Now Kim Jong-un has another moniker to add to his list of nick names — the Hitler of Asia.
A South Korean politician has called for the world to take drastic action on Kim Jong-un, describing him as a “potential 21st century Hitler with nuclear weapons”.
Ha Tae-kyung, of the Saenuri Party, reportedly told South Korean radio YTN that it was time President Park Geun-hye came up with a plan to eliminate Kim Jong-un for the sake of world peace.
“We have to be determined to carry out Kim Jong-un’s termination and if we make it so, we only have four to five years to carry out the plan,” the report translated on nknews.org reads.
“If such a plan is not carried out in time, Kim Jong-un may be the 21st century’s Hitler with the nuclear weapons in his hands.
“Terminating Kim will make everyone happy, 70 million Koreans will be happy and so will China and Japan as well.
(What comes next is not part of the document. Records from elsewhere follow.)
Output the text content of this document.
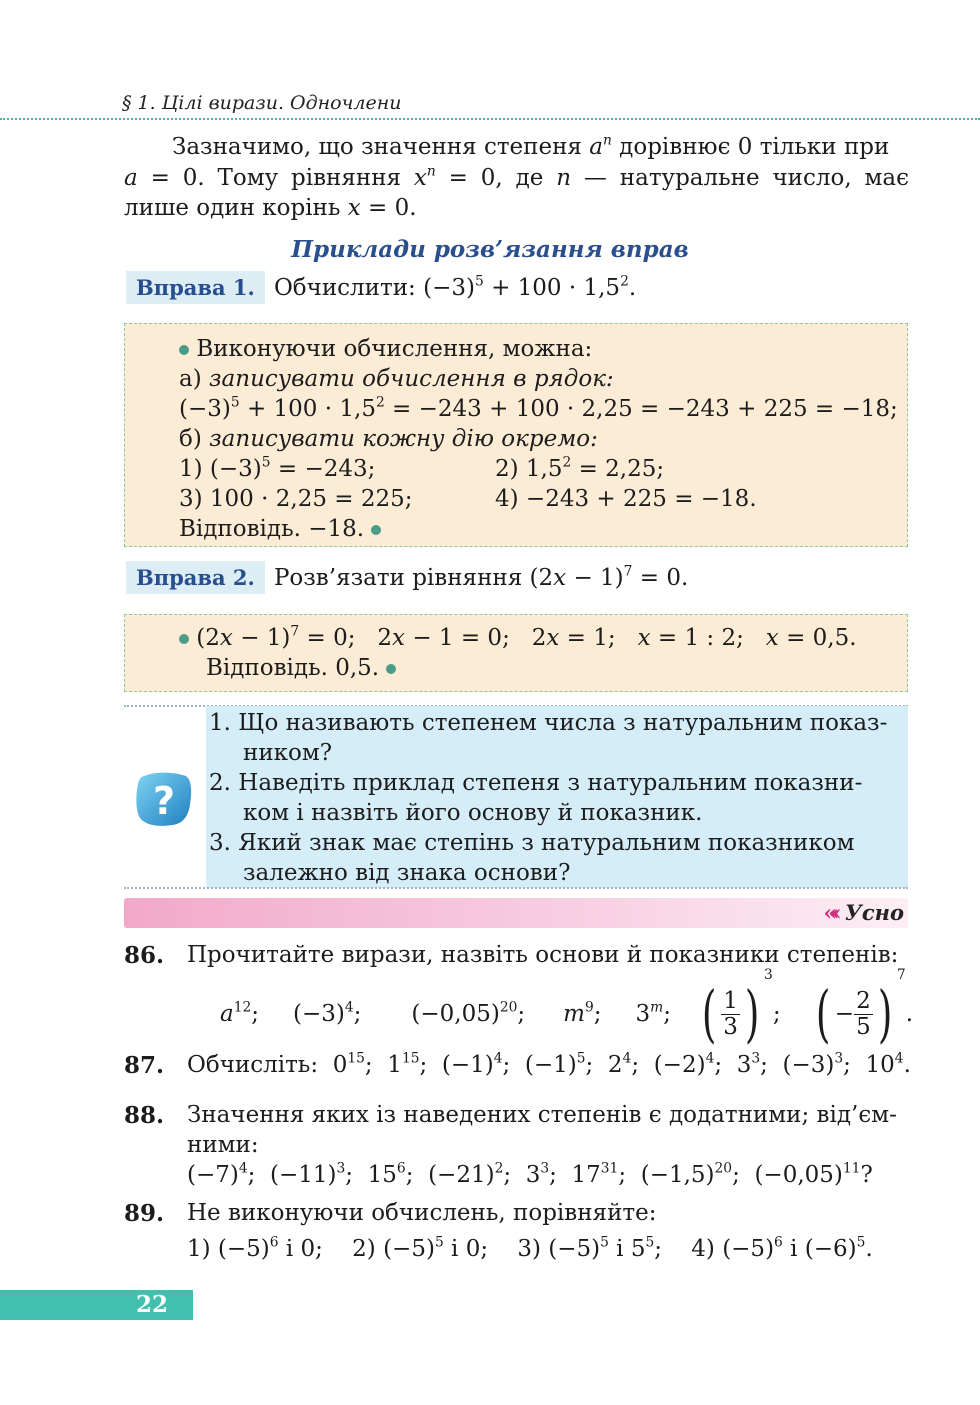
§ 1. Цілі вирази. Одночлени

Зазначимо, що значення степеня $a^n$ дорівнює 0 тільки при

a = 0. Тому рівняння $x^n = 0$, де n — натуральне число, має

лише один корінь x = 0.

Приклади розв’язання вправ
Вправа 1. Обчислити: $(-3)^5 + 100 \cdot 1,5^2$.
Виконуючи обчислення, можна:
а) записувати обчислення в рядок:
$(-3)^5 + 100 \cdot 1,5^2 = -243 + 100 \cdot 2,25 = -243 + 225 = -18$;
б) записувати кожну дію окремо:
1) $(-3)^5 = -243$;	2) $1,5^2 = 2,25$;
3) 100 · 2,25 = 225;	4) −243 + 225 = −18.
Відповідь. −18.
Вправа 2. Розв’язати рівняння $(2x - 1)^7 = 0$.
$(2x - 1)^7 = 0$;   2x − 1 = 0;   2x = 1;   x = 1 : 2;   x = 0,5.
Відповідь. 0,5.
?
1. Що називають степенем числа з натуральним показ-
ником?
2. Наведіть приклад степеня з натуральним показни-
ком і назвіть його основу й показник.
3. Який знак має степінь з натуральним показником
залежно від знака основи?
«‹‹ Усно
86. Прочитайте вирази, назвіть основи й показники степенів:
$a^{12}$; $(-3)^4$; $(-0,05)^{20}$; $m^9$; 3$^m$; ( $\frac{1}{3}$ )
3
; ( − $\frac{2}{5}$ )
7
.
87. Обчисліть:  $0^{15}$;  $1^{15}$;  $(-1)^4$;  $(-1)^5$;  $2^4$;  $(-2)^4$;  $3^3$;  $(-3)^3$;  $10^4$.
88. Значення яких із наведених степенів є додатними; від’єм-
ними:
$(-7)^4$;  $(-11)^3$;  $15^6$;  $(-21)^2$;  $3^3$;  $17^{31}$;  $(-1,5)^{20}$;  $(-0,05)^{11}$?
89. Не виконуючи обчислень, порівняйте:
1) $(-5)^6$ і 0;    2) $(-5)^5$ і 0;    3) $(-5)^5$ і $5^5$;    4) $(-5)^6$ і $(-6)^5$.
22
Then why shouldn’t we carry it out?”
The stinging attack comes just days after North Korea launched a long-range rocket in a move that was widely condemned as a disguised ballistic missile test.
The act further escalated tensions with South Korea, which was already on high alert following Pyongyang’s announcement last month that it had carried out a “successful” hydrogen bomb test — its fourth nuclear blast.
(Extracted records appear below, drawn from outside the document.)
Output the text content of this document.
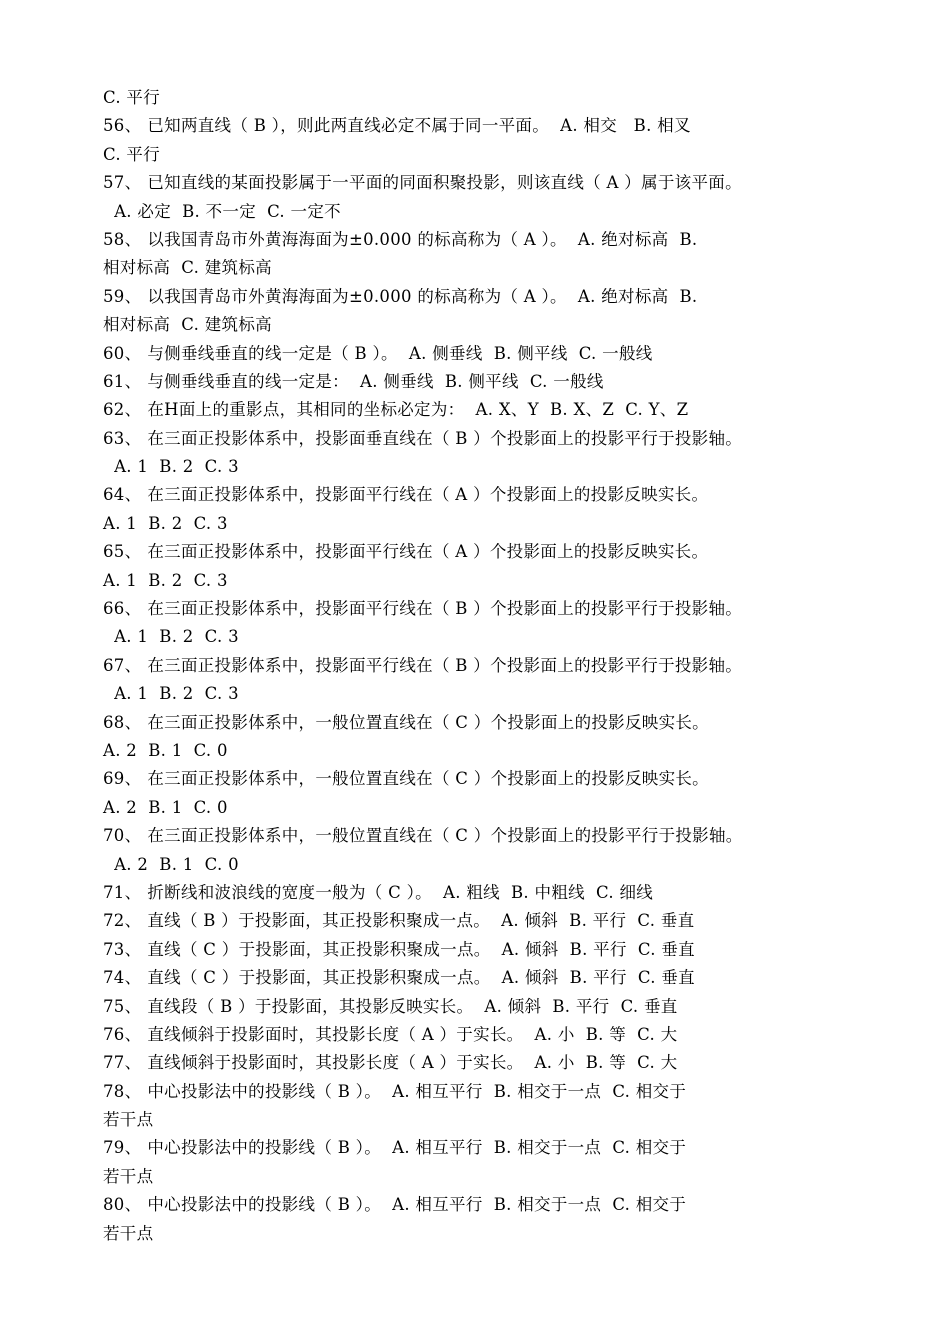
C. 平行
56、	已知两直线（ B ），则此两直线必定不属于同一平面。  A. 相交   B. 相叉
C. 平行
57、	已知直线的某面投影属于一平面的同面积聚投影，则该直线（ A ）属于该平面。
A. 必定  B. 不一定  C. 一定不
58、	以我国青岛市外黄海海面为±0.000 的标高称为（ A ）。  A. 绝对标高  B.
相对标高  C. 建筑标高
59、	以我国青岛市外黄海海面为±0.000 的标高称为（ A ）。  A. 绝对标高  B.
相对标高  C. 建筑标高
60、	与侧垂线垂直的线一定是（ B ）。  A. 侧垂线  B. 侧平线  C. 一般线
61、	与侧垂线垂直的线一定是：  A. 侧垂线  B. 侧平线  C. 一般线
62、	在H面上的重影点，其相同的坐标必定为：  A. X、Y  B. X、Z  C. Y、Z
63、	在三面正投影体系中，投影面垂直线在（ B ）个投影面上的投影平行于投影轴。
A. 1  B. 2  C. 3
64、	在三面正投影体系中，投影面平行线在（ A ）个投影面上的投影反映实长。
A. 1  B. 2  C. 3
65、	在三面正投影体系中，投影面平行线在（ A ）个投影面上的投影反映实长。
A. 1  B. 2  C. 3
66、	在三面正投影体系中，投影面平行线在（ B ）个投影面上的投影平行于投影轴。
A. 1  B. 2  C. 3
67、	在三面正投影体系中，投影面平行线在（ B ）个投影面上的投影平行于投影轴。
A. 1  B. 2  C. 3
68、	在三面正投影体系中，一般位置直线在（ C ）个投影面上的投影反映实长。
A. 2  B. 1  C. 0
69、	在三面正投影体系中，一般位置直线在（ C ）个投影面上的投影反映实长。
A. 2  B. 1  C. 0
70、	在三面正投影体系中，一般位置直线在（ C ）个投影面上的投影平行于投影轴。
A. 2  B. 1  C. 0
71、	折断线和波浪线的宽度一般为（ C ）。  A. 粗线  B. 中粗线  C. 细线
72、	直线（ B ）于投影面，其正投影积聚成一点。  A. 倾斜  B. 平行  C. 垂直
73、	直线（ C ）于投影面，其正投影积聚成一点。  A. 倾斜  B. 平行  C. 垂直
74、	直线（ C ）于投影面，其正投影积聚成一点。  A. 倾斜  B. 平行  C. 垂直
75、	直线段（ B ）于投影面，其投影反映实长。  A. 倾斜  B. 平行  C. 垂直
76、	直线倾斜于投影面时，其投影长度（ A ）于实长。  A. 小  B. 等  C. 大
77、	直线倾斜于投影面时，其投影长度（ A ）于实长。  A. 小  B. 等  C. 大
78、	中心投影法中的投影线（ B ）。  A. 相互平行  B. 相交于一点  C. 相交于
若干点
79、	中心投影法中的投影线（ B ）。  A. 相互平行  B. 相交于一点  C. 相交于
若干点
80、	中心投影法中的投影线（ B ）。  A. 相互平行  B. 相交于一点  C. 相交于
若干点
“Let the world look up to the strong, self-reliant nuclear-armed state,” Kim wrote in what North Korean state TV displayed as a handwritten note at the time.
“Let’s begin the year of 2016 … with the thrilling sound of our first hydrogen bomb explosion, so that the whole world will look up to our socialist, nuclear-armed republic and the great Workers’ Party of Korea!”
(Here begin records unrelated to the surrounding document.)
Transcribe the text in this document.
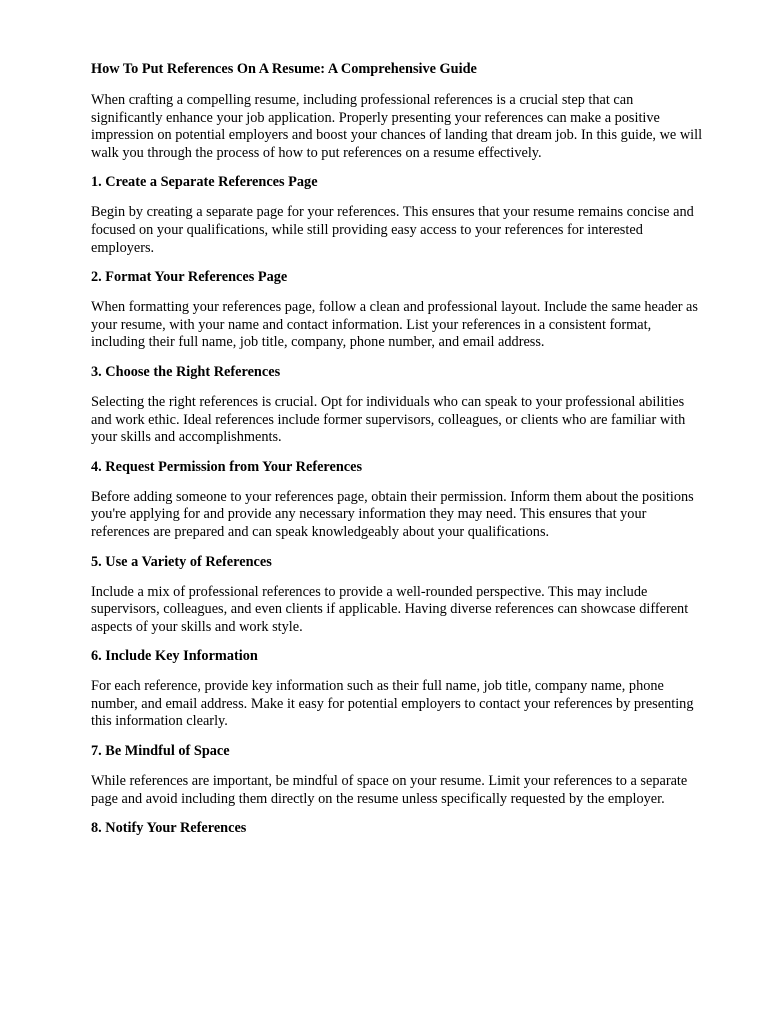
How To Put References On A Resume: A Comprehensive Guide

When crafting a compelling resume, including professional references is a crucial step that can significantly enhance your job application. Properly presenting your references can make a positive impression on potential employers and boost your chances of landing that dream job. In this guide, we will walk you through the process of how to put references on a resume effectively.

1. Create a Separate References Page

Begin by creating a separate page for your references. This ensures that your resume remains concise and focused on your qualifications, while still providing easy access to your references for interested employers.

2. Format Your References Page

When formatting your references page, follow a clean and professional layout. Include the same header as your resume, with your name and contact information. List your references in a consistent format, including their full name, job title, company, phone number, and email address.

3. Choose the Right References

Selecting the right references is crucial. Opt for individuals who can speak to your professional abilities and work ethic. Ideal references include former supervisors, colleagues, or clients who are familiar with your skills and accomplishments.

4. Request Permission from Your References

Before adding someone to your references page, obtain their permission. Inform them about the positions you're applying for and provide any necessary information they may need. This ensures that your references are prepared and can speak knowledgeably about your qualifications.

5. Use a Variety of References

Include a mix of professional references to provide a well-rounded perspective. This may include supervisors, colleagues, and even clients if applicable. Having diverse references can showcase different aspects of your skills and work style.

6. Include Key Information

For each reference, provide key information such as their full name, job title, company name, phone number, and email address. Make it easy for potential employers to contact your references by presenting this information clearly.

7. Be Mindful of Space

While references are important, be mindful of space on your resume. Limit your references to a separate page and avoid including them directly on the resume unless specifically requested by the employer.

8. Notify Your References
Japanese Prime Minister Shinzo Abe said the move clearly violated UN Security Council resolutions and was a grave challenge against international efforts for non-proliferation.
North Korea’s military has again come under the spotlight as the country looks set to celebrate the birthday of Kim Jong-un’s father Kim Jong-il tomorrow with a satellite launch.
Human Rights Watch said a planned satellite launch set to mark the occasion should not take away the grave violations and abuses carried out during Kim Jong-il’s rule.
Kim Jong-il ruled North Korea for 17 years following the 1994 death of his father, Kim Il-sung, the founder of the Democratic People’s Republic of Korea. Kim Jong-un took over the role following his father’s death in 2011.
According to HRW, Jong-il’s birthday is far from a celebratory event.
The human rights group said the military first policy introduced under his rule had devastated the secretive nation, with resources poured into this area at the expense of its own people.
Deputy Asia director at Human Rights Watch Phil Robertson said the only worthy commemoration of Kim Jong-il’s legacy would be for his son to immediately halt ongoing abuses and provide reparations to all victims.
“No one should forget that dictator Kim Jong-il presided over one of the world’s most repressive and abusive governments in the world, ruling by fear and prioritising power at all costs, even when his people were starving,” he said.
Kim Jong-il developed and entrenched many of the state policies that have provided the environment for rights abuses, including the “Supreme Leader,” or suryoung, system that gives absolute power over the state, party, and military.
He also introduced the “Military First,” or songun, policy, which assured the military the lion’s share of the scarce resources and food in the country, Mr Robertson said.
North Korea’s government-run food distribution system collapsed between 1993 and 1995, during what became known as the Arduous March, leaving up to 3.5 million people dead.
HRW also said North Koreans suffered other incredible abuses under their previous leader’s rule including limiting his peoples’ movements as well as freedom of movement.
The kwanliso or political prison camps were also introduced during this term with thousands being subjected to torture and sexual abuse by guards, near-starvation rations, backbreaking forced labour in dangerous conditions, and execution.
All have continued under the current leader’s rule.
“In the case of Kim Jong-un, the fruit has not fallen very far from the tree in terms of repressive rule,” Mr Robertson said.
“Instead of celebrating his father’s birthday, the country should be mourning the human catastrophes the Kim family has spawned.”